SQL Server system data types can be logically separated into two different groups, such as fixed-length and variable-length types. Fixed-length data types, such as int, datetime, char and others always use the same storage space regardless of the value even when it is NULL. For example, int column always uses 4 bytes and nchar(10) column always uses 20 bytes to store the information.

As the opposite, variable-length data types, such as varchar, varbinary and a few others, use as much storage space as required to store the data plus two extra bytes. For example nvarchar(4000) column would use only 12 bytes to store five characters string and, in most part of the cases, 2 bytes to store NULL value. We will discuss the case when variable-length columns do not use storage space for NULL values later.

Let’s look at the structure of the data row

02. Data Row Structure

The first 2 bytes of the row, called Status Bits A and Status Bits B, are the bitmaps containing the information about the row, such as row type; if the row has been logically deleted (ghosted); if the row has NULL values, variable-length columns and versioning tag.

The next two bytes in the row are used to store the length of the fixed-length portion of the data. They are followed by fixed-length data itself.

After the fixed-length data portion, there is the null bitmap, which includes two different data elements. The first 2-byte element is the number of columns in the row. It is followed by null bitmap array.
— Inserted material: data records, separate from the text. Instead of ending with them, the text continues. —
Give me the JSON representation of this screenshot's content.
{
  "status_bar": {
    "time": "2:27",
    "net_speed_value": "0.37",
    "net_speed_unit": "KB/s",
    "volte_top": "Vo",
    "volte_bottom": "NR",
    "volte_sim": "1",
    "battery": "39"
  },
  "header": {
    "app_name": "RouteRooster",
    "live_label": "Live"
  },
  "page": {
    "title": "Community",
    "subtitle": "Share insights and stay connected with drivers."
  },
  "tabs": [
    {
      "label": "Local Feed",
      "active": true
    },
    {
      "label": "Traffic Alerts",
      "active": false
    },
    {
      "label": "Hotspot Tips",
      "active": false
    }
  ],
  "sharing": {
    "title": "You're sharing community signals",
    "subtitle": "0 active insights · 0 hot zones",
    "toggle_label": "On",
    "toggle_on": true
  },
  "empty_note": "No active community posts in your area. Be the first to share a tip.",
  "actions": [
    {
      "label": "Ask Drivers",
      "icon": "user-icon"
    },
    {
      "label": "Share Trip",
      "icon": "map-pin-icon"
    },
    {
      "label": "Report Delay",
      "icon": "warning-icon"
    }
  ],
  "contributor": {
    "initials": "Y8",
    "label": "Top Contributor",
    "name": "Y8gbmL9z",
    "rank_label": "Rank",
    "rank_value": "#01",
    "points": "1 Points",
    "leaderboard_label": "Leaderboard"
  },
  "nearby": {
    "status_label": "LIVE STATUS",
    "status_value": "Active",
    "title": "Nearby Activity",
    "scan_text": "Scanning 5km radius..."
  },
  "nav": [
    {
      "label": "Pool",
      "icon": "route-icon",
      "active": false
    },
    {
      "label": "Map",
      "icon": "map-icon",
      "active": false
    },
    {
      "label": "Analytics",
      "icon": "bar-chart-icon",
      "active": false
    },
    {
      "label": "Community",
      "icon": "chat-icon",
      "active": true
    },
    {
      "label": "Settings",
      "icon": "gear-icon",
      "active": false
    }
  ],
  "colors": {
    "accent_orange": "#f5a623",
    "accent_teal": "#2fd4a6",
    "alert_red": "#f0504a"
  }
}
That array is using one bit per every column from the table regardless if it is nullable or not.

The null bitmap is always present in the data rows in heap tables or clustered index leaf rows even when table does not have nullable columns. Although, the null bitmap is not present in non-leaf index rows nor leaf level rows of nonclustered indexes when there are no nullable columns in the index.

Following the null bitmap, there is the variable-length data portion of the row. It starts with two-byte number of variable-length columns in the row followed by variable-length column offset array. SQL Server stores two-byte offset value per each variable-length column in the row even when value is null. It followed by the actual variable-length portion of the data.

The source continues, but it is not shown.